Gelombang Panas Ekstrem, Amnesty Serukan Bantuan Global untuk Pakistan
Font: Ukuran: - +
Seorang wanita berjalan untuk mengambil air dari pompa tangan terdekat dengan pendingin air di kepalanya di pinggiran Jacobabad selama gelombang panas tahun lalu. [Foto: Akhtar Soomro/Reuters]
DIALEKSIS.COM | Dunia - Sebuah organisasi hak asasi manusia terkemuka telah mengeluarkan seruan mendesak untuk tindakan global guna melindungi Pakistan dari gelombang panas ekstrem, dengan mengatakan negara Asia Selatan itu berada di "garis depan krisis iklim".

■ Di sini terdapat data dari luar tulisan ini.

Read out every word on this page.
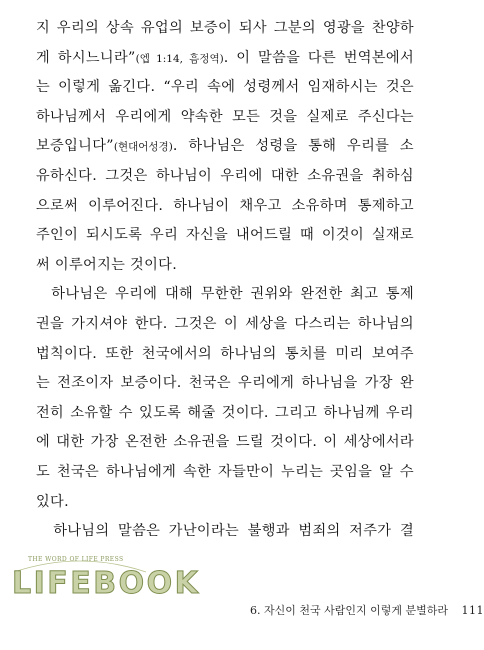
지 우리의 상속 유업의 보증이 되사 그분의 영광을 찬양하
게 하시느니라”(엡 1:14, 흠정역). 이 말씀을 다른 번역본에서
는 이렇게 옮긴다. “우리 속에 성령께서 임재하시는 것은
하나님께서 우리에게 약속한 모든 것을 실제로 주신다는
보증입니다”(현대어성경). 하나님은 성령을 통해 우리를 소
유하신다. 그것은 하나님이 우리에 대한 소유권을 취하심
으로써 이루어진다. 하나님이 채우고 소유하며 통제하고
주인이 되시도록 우리 자신을 내어드릴 때 이것이 실재로
써 이루어지는 것이다.
하나님은 우리에 대해 무한한 권위와 완전한 최고 통제
권을 가지셔야 한다. 그것은 이 세상을 다스리는 하나님의
법칙이다. 또한 천국에서의 하나님의 통치를 미리 보여주
는 전조이자 보증이다. 천국은 우리에게 하나님을 가장 완
전히 소유할 수 있도록 해줄 것이다. 그리고 하나님께 우리
에 대한 가장 온전한 소유권을 드릴 것이다. 이 세상에서라
도 천국은 하나님에게 속한 자들만이 누리는 곳임을 알 수
있다.
하나님의 말씀은 가난이라는 불행과 범죄의 저주가 결
THE WORD OF LIFE PRESS
LIFEBOOK
6. 자신이 천국 사람인지 이렇게 분별하라 111
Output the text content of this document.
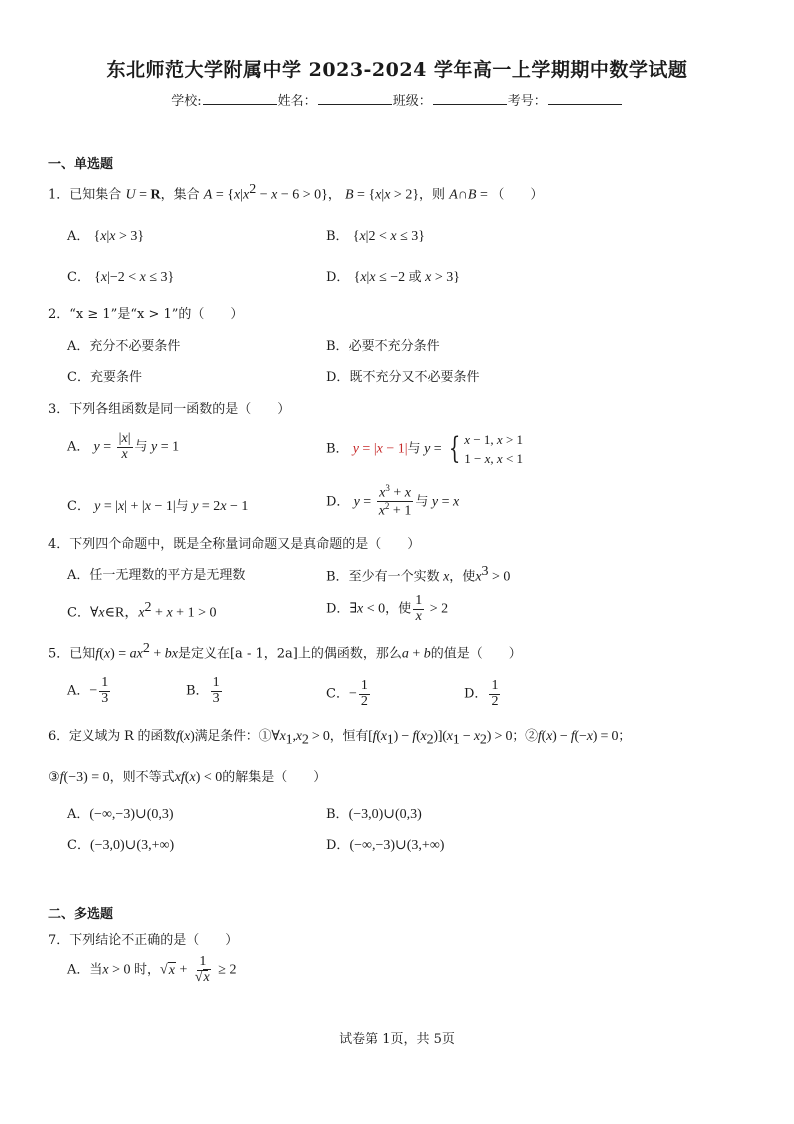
东北师范大学附属中学 2023-2024 学年高一上学期期中数学试题
学校:	姓名：	班级：	考号：
一、单选题
1．已知集合 U = R，集合 $A = \{x|x^2 - x - 6 > 0\}$， B = {x|x > 2}，则 A∩B = （　　）
A． {x|x > 3}	B． {x|2 < x ≤ 3}
C． {x|−2 < x ≤ 3}	D． {x|x ≤ −2 或 x > 3}
2．“x ≥ 1”是“x > 1”的（　　）
A．充分不必要条件	B．必要不充分条件
C．充要条件	D．既不充分又不必要条件
3．下列各组函数是同一函数的是（　　）
A． $y = \frac{|x|}{x}$ 与 y = 1	B． y = |x − 1|与 y = { x − 1, x > 1
1 − x, x < 1
C． y = |x| + |x − 1|与 y = 2x − 1	D． $y = \frac{x^3 + x}{x^2 + 1}$ 与 y = x
4．下列四个命题中，既是全称量词命题又是真命题的是（　　）
A．任一无理数的平方是无理数	B．至少有一个实数 x，使$x^3 > 0$
C．∀x∈R，$x^2 + x + 1 > 0$	D．∃x < 0，使 $\frac{1}{x} > 2$
5．已知$f(x) = ax^2$ + bx是定义在[a - 1，2a]上的偶函数，那么a + b的值是（　　）
A．− $\frac{1}{3}$	B． $\frac{1}{3}$	C．− $\frac{1}{2}$	D． $\frac{1}{2}$
6．定义域为 R 的函数f(x)满足条件：$①\forall x_1,x_2 > 0$，恒有$[f(x_1) - f(x_2)](x_1 - x_2) > 0$；②f(x) − f(−x) = 0；
③f(−3) = 0，则不等式xf(x) < 0的解集是（　　）
A．(−∞,−3)∪(0,3)	B．(−3,0)∪(0,3)
C．(−3,0)∪(3,+∞)	D．(−∞,−3)∪(3,+∞)
二、多选题
7．下列结论不正确的是（　　）
A．当x > 0 时，$√x + \frac{1}{√x} \ge 2$
试卷第 1页，共 5页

Dalam sebuah laporan untuk memperingati Hari Lingkungan Hidup Sedunia pada hari Senin (5/6/2023), Amnesty International mengatakan warga Pakistan sangat rentan terhadap gelombang panas karena mereka kekurangan sarana untuk melindungi diri dari suhu tinggi.
Laporan berjudul A Burning Emergency: Extreme Heat and the Right to Health in Pakistan, meneliti dampak gelombang panas yang membakar pada orang-orang yang tinggal di beberapa kota terpanas di dunia.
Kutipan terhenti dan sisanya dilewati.